June: Husband has a problem with his Australian visa and we lose three days of sleep over it before things smooth out
June: Anjali has a fever in Australia
June: Sophia breaks her hand and gets a hairline fracture while playing on the bed.
Its July and yet another challenge has made our lives topsy turvy. Anjali has been diagnosed with Coats disease. This is a rare, non heriditary congenital disease which causes reduced oxygen supply to her retina due to abnormal blood vessels. Since the retina is not receiving enough blood, it grows more blood vessels which are leaky, the blood leaks out into the gel in the eye, further aggravating the oxygen problem. The positive feedback causes further growth of abnormal blood vessels. The leakages accumulated in the retina, obstructing vision
Anjali was diagnosed with 6/60 vision in her left eye at a school screening. We were rather disbelieving and took her to the optometrist. The optometrist thought it may be a lazy eye, but the retinal images came out when we were still taking about lazy eye treatment.
We were bounced from appointment to appointment for the next three days. While it was clear that there was a problem with her retina, there was no real diagnosis until Monday evening. We saw two doctors on Monday and got really scared at the end of the day.
On Tuesday, things began to move. We met with Dr Ranjana Mathur at the National Eye center.

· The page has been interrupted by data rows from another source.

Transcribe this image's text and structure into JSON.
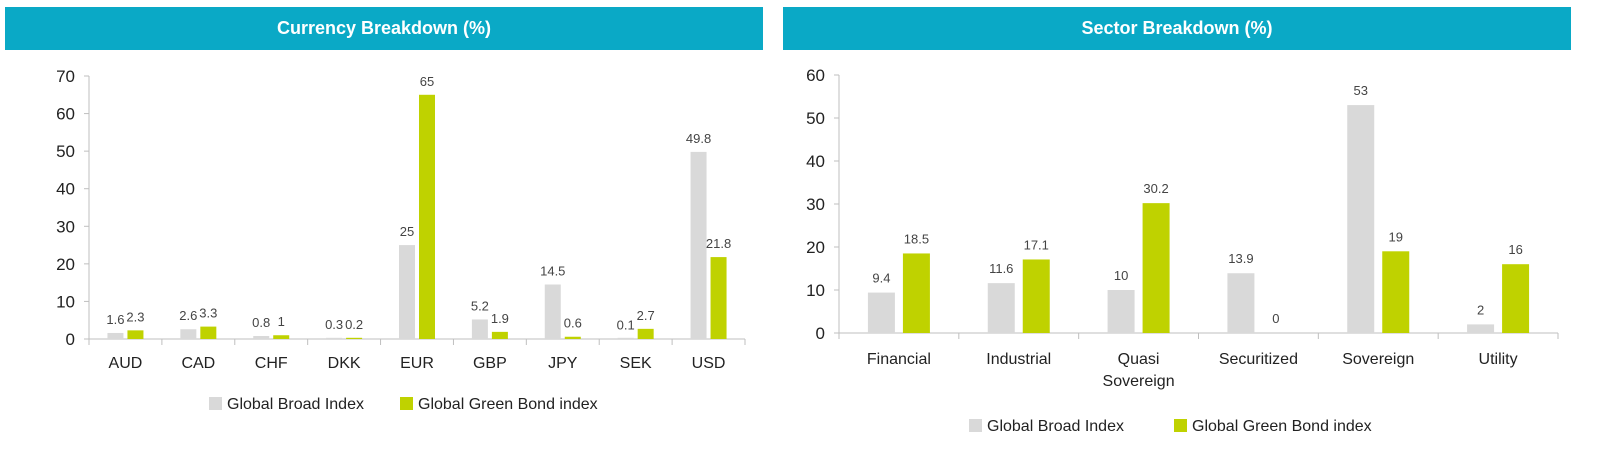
{
  "chart_data": [
    {
      "type": "bar",
      "title": "Currency Breakdown (%)",
      "categories": [
        "AUD",
        "CAD",
        "CHF",
        "DKK",
        "EUR",
        "GBP",
        "JPY",
        "SEK",
        "USD"
      ],
      "series": [
        {
          "name": "Global Broad Index",
          "values": [
            1.6,
            2.6,
            0.8,
            0.3,
            25,
            5.2,
            14.5,
            0.1,
            49.8
          ],
          "labels": [
            "1.6",
            "2.6",
            "0.8",
            "0.3",
            "25",
            "5.2",
            "14.5",
            "0.1",
            "49.8"
          ],
          "color": "#d9d9d9"
        },
        {
          "name": "Global Green Bond index",
          "values": [
            2.3,
            3.3,
            1,
            0.2,
            65,
            1.9,
            0.6,
            2.7,
            21.8
          ],
          "labels": [
            "2.3",
            "3.3",
            "1",
            "0.2",
            "65",
            "1.9",
            "0.6",
            "2.7",
            "21.8"
          ],
          "color": "#bfd200"
        }
      ],
      "ylim": [
        0,
        70
      ],
      "yticks": [
        "0",
        "10",
        "20",
        "30",
        "40",
        "50",
        "60",
        "70"
      ],
      "legend": "bottom"
    },
    {
      "type": "bar",
      "title": "Sector Breakdown (%)",
      "categories": [
        [
          "Financial"
        ],
        [
          "Industrial"
        ],
        [
          "Quasi",
          "Sovereign"
        ],
        [
          "Securitized"
        ],
        [
          "Sovereign"
        ],
        [
          "Utility"
        ]
      ],
      "series": [
        {
          "name": "Global Broad Index",
          "values": [
            9.4,
            11.6,
            10,
            13.9,
            53,
            2
          ],
          "labels": [
            "9.4",
            "11.6",
            "10",
            "13.9",
            "53",
            "2"
          ],
          "color": "#d9d9d9"
        },
        {
          "name": "Global Green Bond index",
          "values": [
            18.5,
            17.1,
            30.2,
            0,
            19,
            16
          ],
          "labels": [
            "18.5",
            "17.1",
            "30.2",
            "0",
            "19",
            "16"
          ],
          "color": "#bfd200"
        }
      ],
      "ylim": [
        0,
        60
      ],
      "yticks": [
        "0",
        "10",
        "20",
        "30",
        "40",
        "50",
        "60"
      ],
      "legend": "bottom"
    }
  ]
}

She gave us the clear diagnosis of Coat's disease and gave us an understanding of the progress and severity of the disease. We tried to do an angiograph to determine the progress of the disease, but as it required Anjali to have an injection and dye in her vein while she was still awake, she didnt cooperate and the doctors simply souldnt get the needle inside her.
The doctor decided to proceed with the treatment anyway, since the only treatment was multiple surgeries with a combination of laser treatment, Criotherapy, which means freezing, and a very fancy sounding injection called Lucentin that reduces the swelling. The first surgery was performed on Tuesday.

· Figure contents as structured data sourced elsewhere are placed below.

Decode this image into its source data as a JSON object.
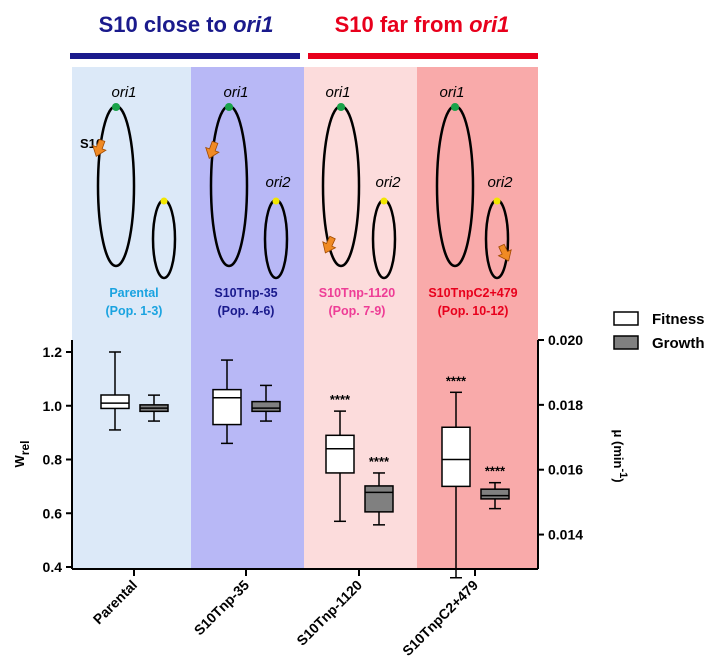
{
  "header": {
    "left": {
      "prefix": "S10 close to ",
      "italic": "ori1",
      "color": "#1a1a8c"
    },
    "right": {
      "prefix": "S10 far from ",
      "italic": "ori1",
      "color": "#e8001c"
    }
  },
  "panels": [
    {
      "bg": "#dce9f8",
      "name": "Parental",
      "pop": "(Pop. 1-3)",
      "color": "#1aa3e0",
      "s10_position": "near ori1 (chromosome 1)",
      "s10_label": "S10"
    },
    {
      "bg": "#b8b8f6",
      "name": "S10Tnp-35",
      "pop": "(Pop. 4-6)",
      "color": "#1a1a8c",
      "s10_position": "near ori1 (chromosome 1)"
    },
    {
      "bg": "#fcdcdc",
      "name": "S10Tnp-1120",
      "pop": "(Pop. 7-9)",
      "color": "#ee3d96",
      "s10_position": "far from ori1 (chromosome 1)"
    },
    {
      "bg": "#f9aaaa",
      "name": "S10TnpC2+479",
      "pop": "(Pop. 10-12)",
      "color": "#e8001c",
      "s10_position": "chromosome 2"
    }
  ],
  "diagram_labels": {
    "ori1": "ori1",
    "ori2": "ori2",
    "S10": "S10"
  },
  "legend": {
    "fitness": "Fitness",
    "growth": "Growth",
    "fitness_fill": "#ffffff",
    "growth_fill": "#808080"
  },
  "chart_data": {
    "type": "box",
    "categories": [
      "Parental",
      "S10Tnp-35",
      "S10Tnp-1120",
      "S10TnpC2+479"
    ],
    "ylabel": "W",
    "ylabel_sub": "rel",
    "y2label_prefix": "μ (min",
    "y2label_sup": "-1",
    "y2label_suffix": ")",
    "ylim": [
      0.4,
      1.2
    ],
    "yticks": [
      "0.4",
      "0.6",
      "0.8",
      "1.0",
      "1.2"
    ],
    "y2lim": [
      0.013,
      0.02
    ],
    "y2ticks": [
      "0.014",
      "0.016",
      "0.018",
      "0.020"
    ],
    "series": [
      {
        "name": "Fitness",
        "axis": "left",
        "boxes": [
          {
            "min": 0.91,
            "q1": 0.99,
            "median": 1.01,
            "q3": 1.04,
            "max": 1.2,
            "sig": ""
          },
          {
            "min": 0.86,
            "q1": 0.93,
            "median": 1.03,
            "q3": 1.06,
            "max": 1.17,
            "sig": ""
          },
          {
            "min": 0.57,
            "q1": 0.75,
            "median": 0.84,
            "q3": 0.89,
            "max": 0.98,
            "sig": "****"
          },
          {
            "min": 0.36,
            "q1": 0.7,
            "median": 0.8,
            "q3": 0.92,
            "max": 1.05,
            "sig": "****"
          }
        ]
      },
      {
        "name": "Growth",
        "axis": "right",
        "boxes": [
          {
            "min": 0.0175,
            "q1": 0.0178,
            "median": 0.0179,
            "q3": 0.018,
            "max": 0.0183,
            "sig": ""
          },
          {
            "min": 0.0175,
            "q1": 0.0178,
            "median": 0.0179,
            "q3": 0.0181,
            "max": 0.0186,
            "sig": ""
          },
          {
            "min": 0.0143,
            "q1": 0.0147,
            "median": 0.0153,
            "q3": 0.0155,
            "max": 0.0159,
            "sig": "****"
          },
          {
            "min": 0.0148,
            "q1": 0.0151,
            "median": 0.0152,
            "q3": 0.0154,
            "max": 0.0156,
            "sig": "****"
          }
        ]
      }
    ]
  }
}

Anjali was given a day bed at the ward and I was allowed to go with her into the operation theatre until she was anasthezised and the sleeping gas made her go under. Husband waited outside the sterile area and I waited inside until they wheeled her out, with a patch over her eye. She was awake but still very drowsy.
The follow up showed that the surgery went as scheduled but it is still too early to see if the leakages stop. That, according to the doctors is a process that would take months. And even after the treatments stop, the improvement of vision is completely because of the natural healing capability of the eye and depends on the child.
We are considering Ayurveda to facilitate the process once the treatment is complete and possibly some exercises in the meantime, since they helped so much with my conjunctivitis.
Ofcourse, more important is to get her confidence back and that means putting her into her regular lifestyle as soon as possible. Yesterday, she helped me to make gnocchi for lunch and shape the semolina into the patties for baking.
I keep getting updates from The crafty crow, the artful parent and other similar blogs on activities to do with the children.
Yesterday we did an activity with contact paper stickers which was at the artful parent and it gave her enough to work and concentrate before bedtime. This morning, she continued work on the stickers and proceeded to other activities.
Events like this do put things in perspective.